Drawing blood isn’t particularly pleasant at best for the patient, but interest in mobile and wearable devices to check and measure blood-borne biomarkers may make the process faster, easier, and unobtrusive. People with diabetes, for example, often need to check their blood glucose levels four to eight times a day. A method to make that process easier and quicker would be a blessing, particularly if it can work without the usual “ouch” of even the tiniest needle stick.
In a sign that Google’s newly named parent company Alphabet may be interested in introducing technology or devices to facilitate blood drawing, the U.S. Patent Office recently published Patent Application #20150342509, originally applied for by Google in May 2014. The application is for Needle-Free Blood Draw technology. The patent abstract reveals the system consists of a fixed housing, an accelerator barrel, and a negative pressure barrel and chamber. Pressurized gas within the barrel shoots a microparticle through skin membrane resulting in a tiny amount of blood being drawn back into the negative pressure chamber. When connected to sensors that can detect specific components in the blood and an application to analyze, store, and report on those components, a self-contained system could conceivably be designed for fast, accurate, and hopefully pain-free and mess-free blood testing. The patent application includes drawings of a watch-like device so the implication is that Google’s needle-free blood draw technology might be on the design horizon for future wearable health technology.

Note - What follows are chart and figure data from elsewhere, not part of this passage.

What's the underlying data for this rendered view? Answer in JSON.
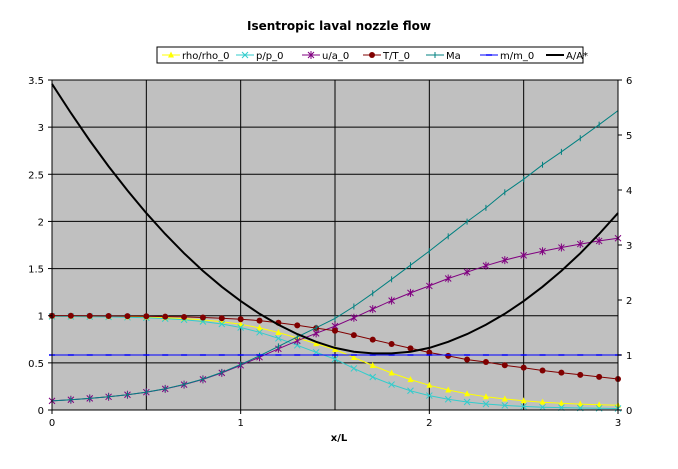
{
  "chart_data": {
    "type": "line",
    "title": "Isentropic laval nozzle flow",
    "xlabel": "x/L",
    "ylabel": "",
    "xlim": [
      0,
      3
    ],
    "ylim_left": [
      0,
      3.5
    ],
    "ylim_right": [
      0,
      6
    ],
    "x_ticks": [
      "0",
      "1",
      "2",
      "3"
    ],
    "y_left_ticks": [
      "0",
      "0.5",
      "1",
      "1.5",
      "2",
      "2.5",
      "3",
      "3.5"
    ],
    "y_right_ticks": [
      "0",
      "1",
      "2",
      "3",
      "4",
      "5",
      "6"
    ],
    "grid": true,
    "legend_position": "top",
    "x": [
      0,
      0.1,
      0.2,
      0.3,
      0.4,
      0.5,
      0.6,
      0.7,
      0.8,
      0.9,
      1.0,
      1.1,
      1.2,
      1.3,
      1.4,
      1.5,
      1.6,
      1.7,
      1.8,
      1.9,
      2.0,
      2.1,
      2.2,
      2.3,
      2.4,
      2.5,
      2.6,
      2.7,
      2.8,
      2.9,
      3.0
    ],
    "series": [
      {
        "name": "rho/rho_0",
        "color": "#ffff00",
        "marker": "triangle",
        "axis": "left",
        "values": [
          0.995,
          0.994,
          0.993,
          0.991,
          0.988,
          0.984,
          0.978,
          0.969,
          0.956,
          0.937,
          0.909,
          0.871,
          0.822,
          0.764,
          0.704,
          0.642,
          0.557,
          0.472,
          0.392,
          0.322,
          0.262,
          0.212,
          0.172,
          0.141,
          0.117,
          0.098,
          0.083,
          0.072,
          0.063,
          0.056,
          0.051
        ]
      },
      {
        "name": "p/p_0",
        "color": "#33cccc",
        "marker": "x",
        "axis": "left",
        "values": [
          0.993,
          0.992,
          0.99,
          0.987,
          0.983,
          0.978,
          0.969,
          0.957,
          0.939,
          0.912,
          0.875,
          0.824,
          0.76,
          0.686,
          0.612,
          0.54,
          0.441,
          0.35,
          0.27,
          0.204,
          0.153,
          0.114,
          0.085,
          0.064,
          0.049,
          0.038,
          0.03,
          0.025,
          0.021,
          0.018,
          0.016
        ]
      },
      {
        "name": "u/a_0",
        "color": "#800080",
        "marker": "star",
        "axis": "left",
        "values": [
          0.097,
          0.109,
          0.123,
          0.14,
          0.162,
          0.189,
          0.224,
          0.269,
          0.325,
          0.394,
          0.474,
          0.56,
          0.649,
          0.734,
          0.813,
          0.89,
          0.978,
          1.07,
          1.16,
          1.242,
          1.316,
          1.395,
          1.462,
          1.53,
          1.59,
          1.64,
          1.684,
          1.723,
          1.76,
          1.793,
          1.822
        ]
      },
      {
        "name": "T/T_0",
        "color": "#800000",
        "marker": "circle",
        "axis": "left",
        "values": [
          0.999,
          0.999,
          0.998,
          0.997,
          0.996,
          0.994,
          0.991,
          0.987,
          0.981,
          0.973,
          0.963,
          0.948,
          0.925,
          0.898,
          0.869,
          0.84,
          0.794,
          0.747,
          0.7,
          0.654,
          0.61,
          0.574,
          0.535,
          0.509,
          0.474,
          0.449,
          0.419,
          0.396,
          0.373,
          0.351,
          0.329
        ]
      },
      {
        "name": "Ma",
        "color": "#008080",
        "marker": "plus",
        "axis": "left",
        "values": [
          0.097,
          0.109,
          0.123,
          0.141,
          0.162,
          0.19,
          0.225,
          0.271,
          0.328,
          0.399,
          0.483,
          0.575,
          0.675,
          0.775,
          0.872,
          0.971,
          1.098,
          1.238,
          1.386,
          1.536,
          1.685,
          1.842,
          1.998,
          2.144,
          2.309,
          2.448,
          2.601,
          2.738,
          2.882,
          3.026,
          3.175
        ]
      },
      {
        "name": "m/m_0",
        "color": "#0000ff",
        "marker": "dash",
        "axis": "right",
        "values": [
          1,
          1,
          1,
          1,
          1,
          1,
          1,
          1,
          1,
          1,
          1,
          1,
          1,
          1,
          1,
          1,
          1,
          1,
          1,
          1,
          1,
          1,
          1,
          1,
          1,
          1,
          1,
          1,
          1,
          1,
          1
        ]
      },
      {
        "name": "A/A*",
        "color": "#000000",
        "marker": "none",
        "axis": "right",
        "values": [
          5.93,
          5.4,
          4.9,
          4.43,
          3.99,
          3.58,
          3.2,
          2.85,
          2.53,
          2.24,
          1.98,
          1.75,
          1.55,
          1.38,
          1.24,
          1.13,
          1.06,
          1.03,
          1.03,
          1.06,
          1.13,
          1.24,
          1.38,
          1.55,
          1.75,
          1.98,
          2.24,
          2.53,
          2.85,
          3.2,
          3.58
        ]
      }
    ]
  }
}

When I give blood for annual physicals or other checkups the phlebotomist sometimes mentions that even though they draw what seems like quite a bit in a number of tubes, each test requires only a tiny amount of blood. It will be interesting to see how blood testing evolves in mobile or wearable devices, especially without needles and for consumer use. The day may come when prior to an annual check-in with a healthcare professional, all we have to do is strap on a watch.